3) For instance, in his challenging book, Our Post-Human Future, this author also warns us against undesirable political consequences of biotechnological development, and asks for our deeper involvement in this brave new frontier, appealing again to ethics as a part of this problem.
4) Analytic thought and a sense of psychoanalytic community in permanent expansion beyond the boundaries are, in my view, like Scylla and Charybdis, guidelines for the constant updating that should include training and psychoanalytic education to sustain a hopefully undiluted expansion. As a kind of work in progress, always including this core identity and the specificity of psychoanalysis in essential areas and cultures, to ensure its vitality as cross-fertilization. Thus, the naturally strong presence of psychoanalytic thinking may go safely far beyond today's frontiers.

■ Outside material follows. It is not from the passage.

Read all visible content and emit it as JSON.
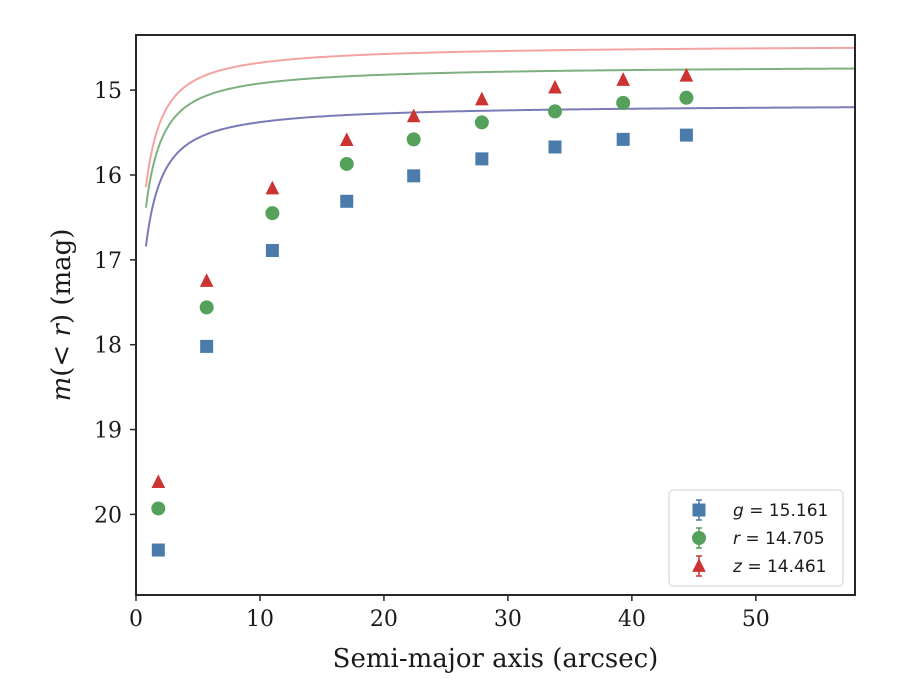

5) It may be useful to have a kind of think trust, an active, multi-referential body in fluid exchange with Comset teams, in order to shape standards and training programs. Training is a vital part of the future of psychoanalysis.
I would be very pleased to put my experience and enthusiasm into action, in a project which I believe reflects the feelings and the state of the art of our times.
As a Latin American psychoanalyst, I wish to share these aims and also all those permanent little discoveries that emerge from the subtle and sensual weave that continuously floats through pluralism in post-Freudian and contemporary psychoanalytic thought.